Finding The Right Support

Anxiety feeds on loneliness. Speech anxiety is no different. This can be a vicious cycle, as the anxiety leads to loneliness, which in turn feeds the anxiety. Turning to others for support can help break the cycle. “Support” can mean different things to different people. Here are some ways that people who suffer from speech anxieties find support:

●     Confiding in close friends and family members

●     Joining support groups

●     Joining advocacy organizations

Many Americans who suffer anxiety (including speech-related anxiety) feel that they must suffer alone–that no one shares their particular anxieties or traumas. This could not be further from the truth: there are millions of Americans who suffer from speech anxieties and probably several thousand in your particular town. A support group can connect you to others who are going through the same thing. Members of a support group listen to each other, encourage each other, and keep each other accountable. A support group is also a safe space where you can practice speaking without fear of judgment. This brings us to our next point: practice.

Practice Helps Overcome Anxiety

Support helps to overcome anxiety. Practice also helps overcome anxiety, specifically speech anxiety. The more you practice, the easier speech will become and the less intimidating it will be. One of the best ways to overcome anxieties is to face them head-on. This doesn’t necessarily mean that you have to sign up to give a lecture to a room full of people, though with enough help and practice you might get to the point where you are comfortable doing exactly that.  The key is to start small and set manageable goals that you can meet each week. For example, if you are a student who is terrified of speaking in class, set a goal to make one comment each class session, or even each week.
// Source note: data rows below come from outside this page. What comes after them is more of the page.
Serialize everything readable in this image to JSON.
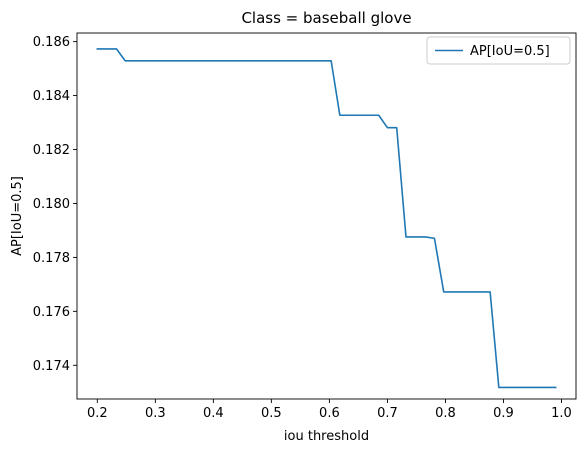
{
  "chart_data": {
    "type": "line",
    "title": "Class = baseball glove",
    "xlabel": "iou threshold",
    "ylabel": "AP[IoU=0.5]",
    "xlim": [
      0.165,
      1.025
    ],
    "ylim": [
      0.17275,
      0.18632
    ],
    "xticks": [
      0.2,
      0.3,
      0.4,
      0.5,
      0.6,
      0.7,
      0.8,
      0.9,
      1.0
    ],
    "xtick_labels": [
      "0.2",
      "0.3",
      "0.4",
      "0.5",
      "0.6",
      "0.7",
      "0.8",
      "0.9",
      "1.0"
    ],
    "yticks": [
      0.174,
      0.176,
      0.178,
      0.18,
      0.182,
      0.184,
      0.186
    ],
    "ytick_labels": [
      "0.174",
      "0.176",
      "0.178",
      "0.180",
      "0.182",
      "0.184",
      "0.186"
    ],
    "grid": false,
    "legend_position": "top-right",
    "series": [
      {
        "name": "AP[IoU=0.5]",
        "color": "#1f77b4",
        "x": [
          0.2,
          0.233,
          0.248,
          0.603,
          0.618,
          0.685,
          0.7,
          0.716,
          0.732,
          0.765,
          0.781,
          0.797,
          0.877,
          0.892,
          0.99
        ],
        "y": [
          0.18573,
          0.18573,
          0.18529,
          0.18529,
          0.18327,
          0.18327,
          0.18281,
          0.18281,
          0.17876,
          0.17876,
          0.17871,
          0.17672,
          0.17672,
          0.17318,
          0.17318
        ]
      }
    ]
  }
}
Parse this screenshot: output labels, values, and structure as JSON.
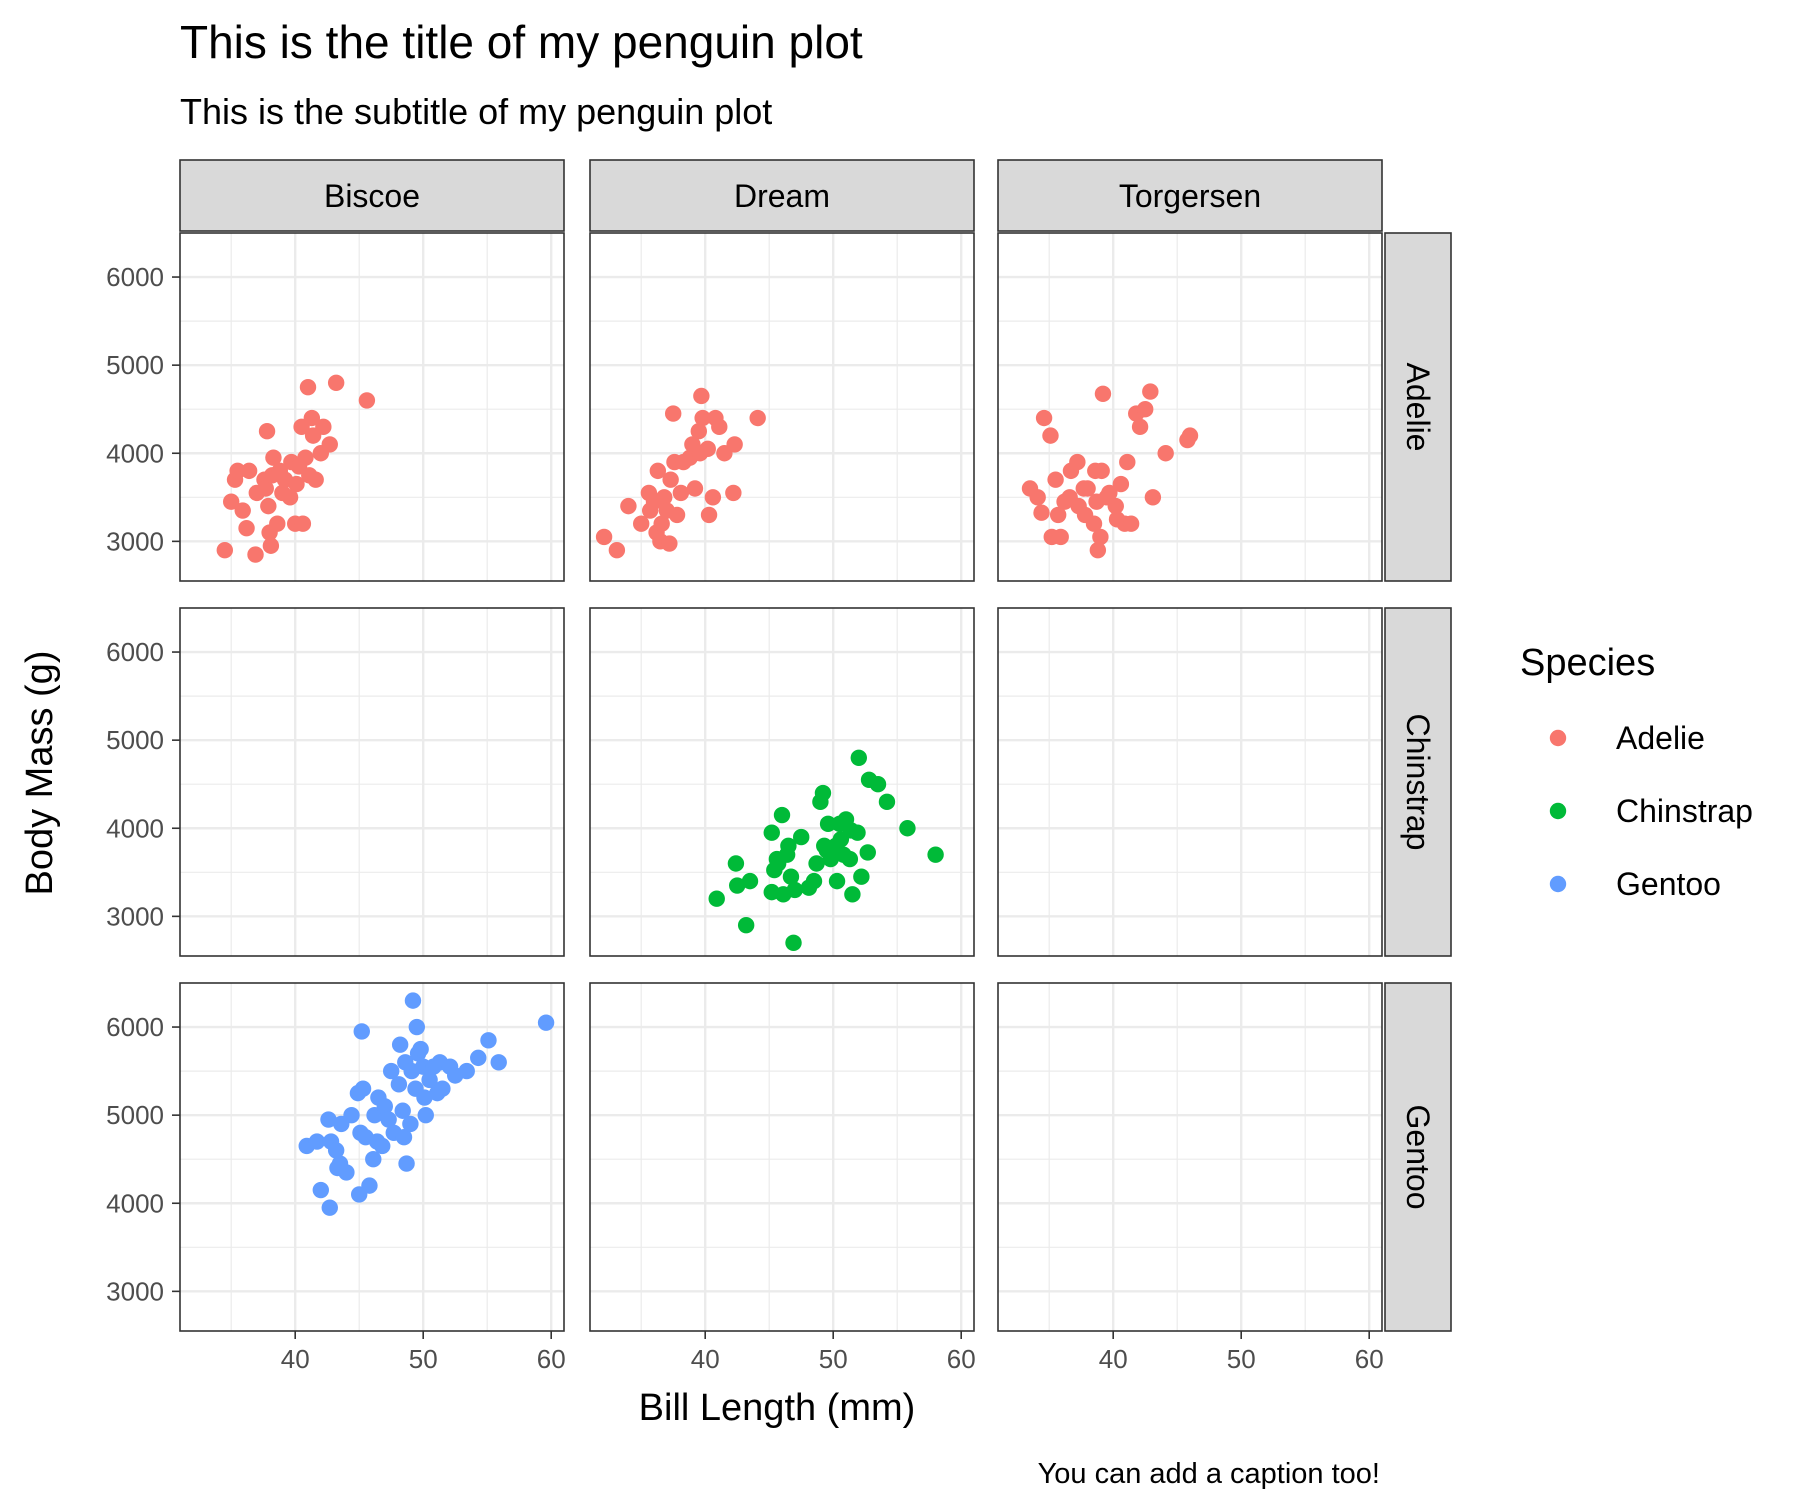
{
  "chart_data": {
    "type": "scatter",
    "title": "This is the title of my penguin plot",
    "subtitle": "This is the subtitle of my penguin plot",
    "caption": "You can add a caption too!",
    "xlabel": "Bill Length (mm)",
    "ylabel": "Body Mass (g)",
    "xlim": [
      31,
      61
    ],
    "ylim": [
      2550,
      6500
    ],
    "x_ticks": [
      40,
      50,
      60
    ],
    "x_minor": [
      35,
      45,
      55
    ],
    "y_ticks": [
      3000,
      4000,
      5000,
      6000
    ],
    "y_minor": [
      3500,
      4500,
      5500
    ],
    "facet_columns": [
      "Biscoe",
      "Dream",
      "Torgersen"
    ],
    "facet_rows": [
      "Adelie",
      "Chinstrap",
      "Gentoo"
    ],
    "legend": {
      "title": "Species",
      "position": "right",
      "entries": [
        {
          "label": "Adelie",
          "color": "#F8766D"
        },
        {
          "label": "Chinstrap",
          "color": "#00BA38"
        },
        {
          "label": "Gentoo",
          "color": "#619CFF"
        }
      ]
    },
    "grid": true,
    "series": [
      {
        "name": "Adelie",
        "row": "Adelie",
        "col": "Biscoe",
        "color": "#F8766D",
        "points": [
          [
            34.5,
            2900
          ],
          [
            35.0,
            3450
          ],
          [
            35.3,
            3700
          ],
          [
            35.5,
            3800
          ],
          [
            35.9,
            3350
          ],
          [
            36.2,
            3150
          ],
          [
            36.4,
            3800
          ],
          [
            36.9,
            2850
          ],
          [
            37.0,
            3550
          ],
          [
            37.6,
            3700
          ],
          [
            37.7,
            3600
          ],
          [
            37.8,
            4250
          ],
          [
            37.9,
            3400
          ],
          [
            38.0,
            3100
          ],
          [
            38.1,
            2950
          ],
          [
            38.2,
            3750
          ],
          [
            38.3,
            3950
          ],
          [
            38.6,
            3200
          ],
          [
            38.8,
            3800
          ],
          [
            39.0,
            3550
          ],
          [
            39.2,
            3700
          ],
          [
            39.6,
            3500
          ],
          [
            39.7,
            3900
          ],
          [
            40.0,
            3200
          ],
          [
            40.1,
            3650
          ],
          [
            40.3,
            3850
          ],
          [
            40.5,
            4300
          ],
          [
            40.6,
            3200
          ],
          [
            40.8,
            3950
          ],
          [
            41.0,
            4750
          ],
          [
            41.1,
            3750
          ],
          [
            41.3,
            4400
          ],
          [
            41.4,
            4200
          ],
          [
            41.6,
            3700
          ],
          [
            42.0,
            4000
          ],
          [
            42.2,
            4300
          ],
          [
            42.7,
            4100
          ],
          [
            43.2,
            4800
          ],
          [
            45.6,
            4600
          ]
        ]
      },
      {
        "name": "Adelie",
        "row": "Adelie",
        "col": "Dream",
        "color": "#F8766D",
        "points": [
          [
            32.1,
            3050
          ],
          [
            33.1,
            2900
          ],
          [
            34.0,
            3400
          ],
          [
            35.0,
            3200
          ],
          [
            35.6,
            3550
          ],
          [
            35.7,
            3350
          ],
          [
            36.0,
            3450
          ],
          [
            36.2,
            3100
          ],
          [
            36.3,
            3800
          ],
          [
            36.5,
            3000
          ],
          [
            36.6,
            3200
          ],
          [
            36.8,
            3500
          ],
          [
            37.0,
            3350
          ],
          [
            37.2,
            2975
          ],
          [
            37.3,
            3700
          ],
          [
            37.5,
            4450
          ],
          [
            37.6,
            3900
          ],
          [
            37.8,
            3300
          ],
          [
            38.1,
            3550
          ],
          [
            38.3,
            3900
          ],
          [
            38.8,
            3950
          ],
          [
            39.0,
            4100
          ],
          [
            39.2,
            3600
          ],
          [
            39.5,
            4250
          ],
          [
            39.6,
            4000
          ],
          [
            39.7,
            4650
          ],
          [
            39.8,
            4400
          ],
          [
            40.2,
            4050
          ],
          [
            40.3,
            3300
          ],
          [
            40.6,
            3500
          ],
          [
            40.8,
            4400
          ],
          [
            41.1,
            4300
          ],
          [
            41.5,
            4000
          ],
          [
            42.2,
            3550
          ],
          [
            42.3,
            4100
          ],
          [
            44.1,
            4400
          ]
        ]
      },
      {
        "name": "Adelie",
        "row": "Adelie",
        "col": "Torgersen",
        "color": "#F8766D",
        "points": [
          [
            33.5,
            3600
          ],
          [
            34.1,
            3500
          ],
          [
            34.4,
            3325
          ],
          [
            34.6,
            4400
          ],
          [
            35.1,
            4200
          ],
          [
            35.2,
            3050
          ],
          [
            35.5,
            3700
          ],
          [
            35.7,
            3300
          ],
          [
            35.9,
            3050
          ],
          [
            36.2,
            3450
          ],
          [
            36.6,
            3500
          ],
          [
            36.7,
            3800
          ],
          [
            37.2,
            3900
          ],
          [
            37.3,
            3400
          ],
          [
            37.7,
            3600
          ],
          [
            37.8,
            3300
          ],
          [
            38.0,
            3600
          ],
          [
            38.5,
            3200
          ],
          [
            38.6,
            3800
          ],
          [
            38.7,
            3450
          ],
          [
            38.8,
            2900
          ],
          [
            39.0,
            3050
          ],
          [
            39.1,
            3800
          ],
          [
            39.2,
            4675
          ],
          [
            39.5,
            3500
          ],
          [
            39.7,
            3550
          ],
          [
            40.2,
            3400
          ],
          [
            40.3,
            3250
          ],
          [
            40.6,
            3650
          ],
          [
            40.9,
            3200
          ],
          [
            41.1,
            3900
          ],
          [
            41.4,
            3200
          ],
          [
            41.8,
            4450
          ],
          [
            42.1,
            4300
          ],
          [
            42.5,
            4500
          ],
          [
            42.9,
            4700
          ],
          [
            43.1,
            3500
          ],
          [
            44.1,
            4000
          ],
          [
            45.8,
            4150
          ],
          [
            46.0,
            4200
          ]
        ]
      },
      {
        "name": "Chinstrap",
        "row": "Chinstrap",
        "col": "Dream",
        "color": "#00BA38",
        "points": [
          [
            40.9,
            3200
          ],
          [
            42.4,
            3600
          ],
          [
            42.5,
            3350
          ],
          [
            43.2,
            2900
          ],
          [
            43.5,
            3400
          ],
          [
            45.2,
            3275
          ],
          [
            45.2,
            3950
          ],
          [
            45.4,
            3525
          ],
          [
            45.6,
            3650
          ],
          [
            45.7,
            3600
          ],
          [
            46.0,
            4150
          ],
          [
            46.1,
            3250
          ],
          [
            46.4,
            3700
          ],
          [
            46.5,
            3800
          ],
          [
            46.7,
            3450
          ],
          [
            46.9,
            2700
          ],
          [
            47.0,
            3300
          ],
          [
            47.5,
            3900
          ],
          [
            48.1,
            3325
          ],
          [
            48.5,
            3400
          ],
          [
            48.7,
            3600
          ],
          [
            49.0,
            4300
          ],
          [
            49.2,
            4400
          ],
          [
            49.3,
            3800
          ],
          [
            49.5,
            3750
          ],
          [
            49.6,
            4050
          ],
          [
            49.8,
            3650
          ],
          [
            50.0,
            3775
          ],
          [
            50.2,
            3800
          ],
          [
            50.3,
            3400
          ],
          [
            50.5,
            4050
          ],
          [
            50.6,
            3875
          ],
          [
            50.8,
            3700
          ],
          [
            51.0,
            4100
          ],
          [
            51.3,
            3650
          ],
          [
            51.4,
            3975
          ],
          [
            51.5,
            3250
          ],
          [
            51.9,
            3950
          ],
          [
            52.0,
            4800
          ],
          [
            52.2,
            3450
          ],
          [
            52.7,
            3725
          ],
          [
            52.8,
            4550
          ],
          [
            53.5,
            4500
          ],
          [
            54.2,
            4300
          ],
          [
            55.8,
            4000
          ],
          [
            58.0,
            3700
          ]
        ]
      },
      {
        "name": "Gentoo",
        "row": "Gentoo",
        "col": "Biscoe",
        "color": "#619CFF",
        "points": [
          [
            40.9,
            4650
          ],
          [
            41.7,
            4700
          ],
          [
            42.0,
            4150
          ],
          [
            42.6,
            4950
          ],
          [
            42.7,
            3950
          ],
          [
            42.8,
            4700
          ],
          [
            43.2,
            4600
          ],
          [
            43.3,
            4400
          ],
          [
            43.5,
            4450
          ],
          [
            43.6,
            4900
          ],
          [
            44.0,
            4350
          ],
          [
            44.4,
            5000
          ],
          [
            44.9,
            5250
          ],
          [
            45.0,
            4100
          ],
          [
            45.1,
            4800
          ],
          [
            45.2,
            5950
          ],
          [
            45.3,
            5300
          ],
          [
            45.5,
            4750
          ],
          [
            45.8,
            4200
          ],
          [
            46.1,
            4500
          ],
          [
            46.2,
            5000
          ],
          [
            46.4,
            4700
          ],
          [
            46.5,
            5200
          ],
          [
            46.8,
            4650
          ],
          [
            47.0,
            5100
          ],
          [
            47.3,
            4950
          ],
          [
            47.5,
            5500
          ],
          [
            47.7,
            4800
          ],
          [
            48.1,
            5350
          ],
          [
            48.2,
            5800
          ],
          [
            48.4,
            5050
          ],
          [
            48.5,
            4750
          ],
          [
            48.6,
            5600
          ],
          [
            48.7,
            4450
          ],
          [
            49.0,
            4900
          ],
          [
            49.1,
            5500
          ],
          [
            49.2,
            6300
          ],
          [
            49.4,
            5300
          ],
          [
            49.5,
            6000
          ],
          [
            49.6,
            5700
          ],
          [
            49.8,
            5750
          ],
          [
            50.0,
            5550
          ],
          [
            50.1,
            5200
          ],
          [
            50.2,
            5000
          ],
          [
            50.5,
            5400
          ],
          [
            50.8,
            5550
          ],
          [
            51.1,
            5250
          ],
          [
            51.3,
            5600
          ],
          [
            51.5,
            5300
          ],
          [
            52.1,
            5550
          ],
          [
            52.5,
            5450
          ],
          [
            53.4,
            5500
          ],
          [
            54.3,
            5650
          ],
          [
            55.1,
            5850
          ],
          [
            55.9,
            5600
          ],
          [
            59.6,
            6050
          ]
        ]
      }
    ]
  }
}
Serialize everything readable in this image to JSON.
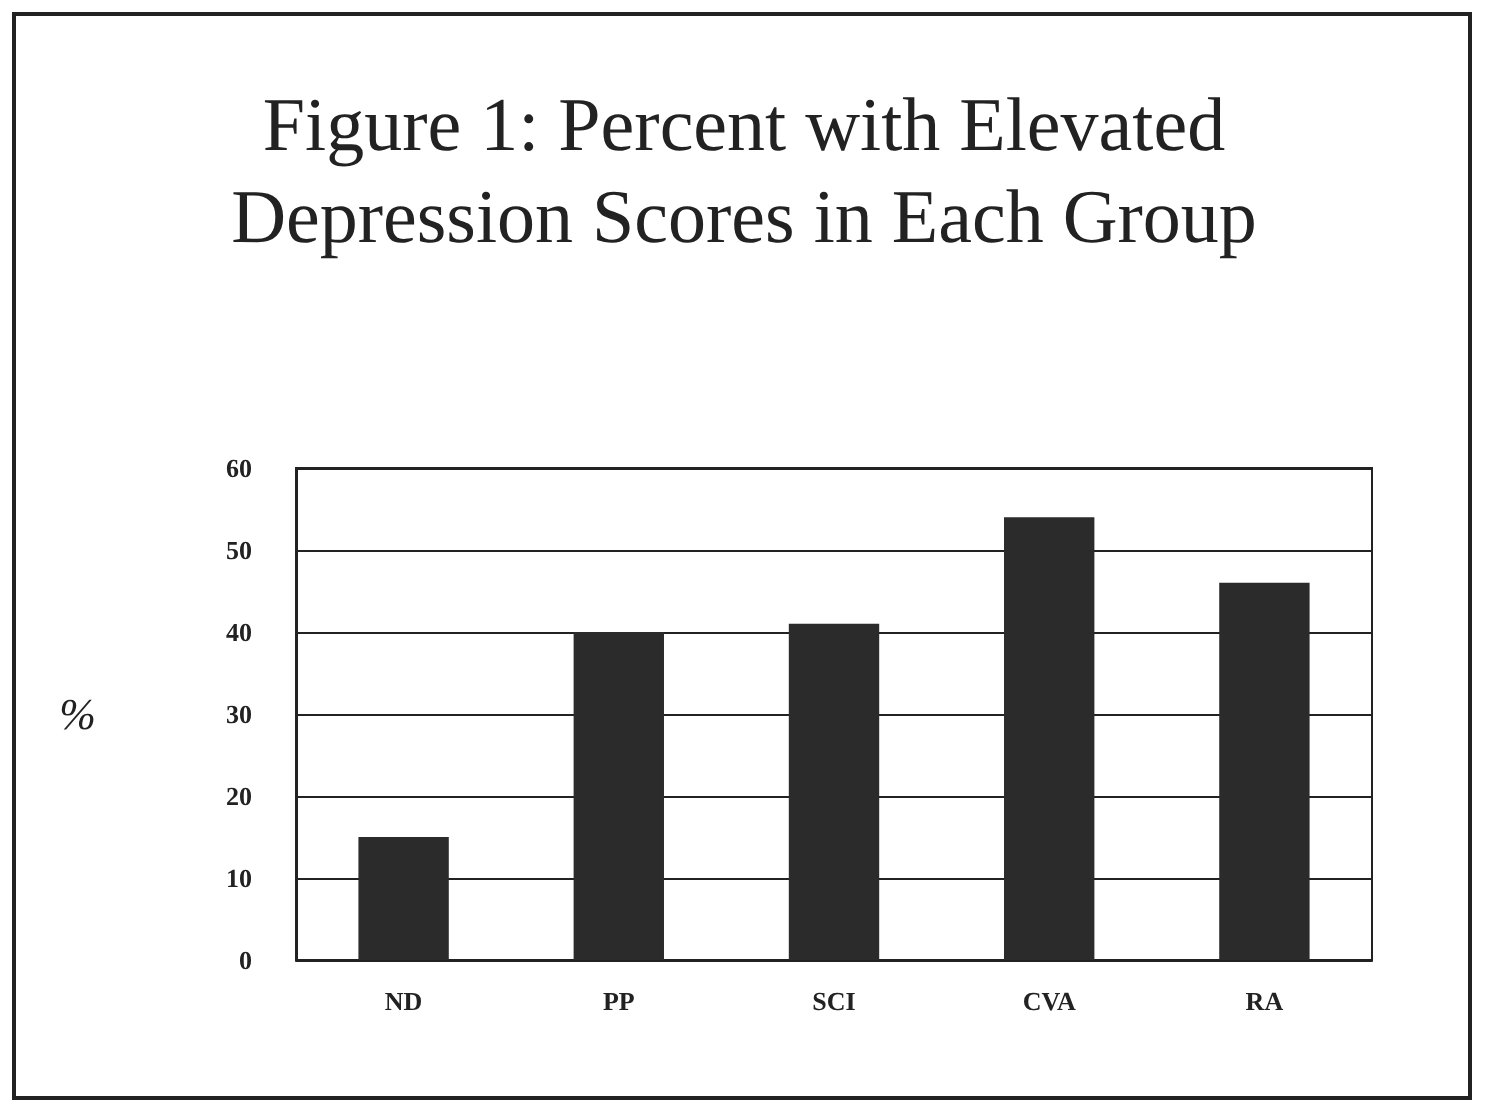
{
  "chart_data": {
    "type": "bar",
    "title": "Figure 1: Percent with Elevated Depression Scores in Each Group",
    "ylabel": "%",
    "categories": [
      "ND",
      "PP",
      "SCI",
      "CVA",
      "RA"
    ],
    "values": [
      15,
      40,
      41,
      54,
      46
    ],
    "color": "#2b2b2b",
    "ylim": [
      0,
      60
    ],
    "yticks": [
      0,
      10,
      20,
      30,
      40,
      50,
      60
    ],
    "grid": "y"
  }
}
If you hate the thought of speaking up at a work meeting, set a goal of offering feedback at your next meeting. You may be surprised at how rewarding it feels to achieve such a goal.

Finding The Right Resources

Professional help cannot be discounted when it comes to overcoming speech-related anxiety. There are many experts and educators who have built careers out of helping people conquer speech anxiety and give the tools to acquire public speaking skills.  Connecting to these resources can change your life for the better. Seeking professional help also means not facing anxiety alone. Having an expert in your corner can help you make great strides toward improving your speech and confidence.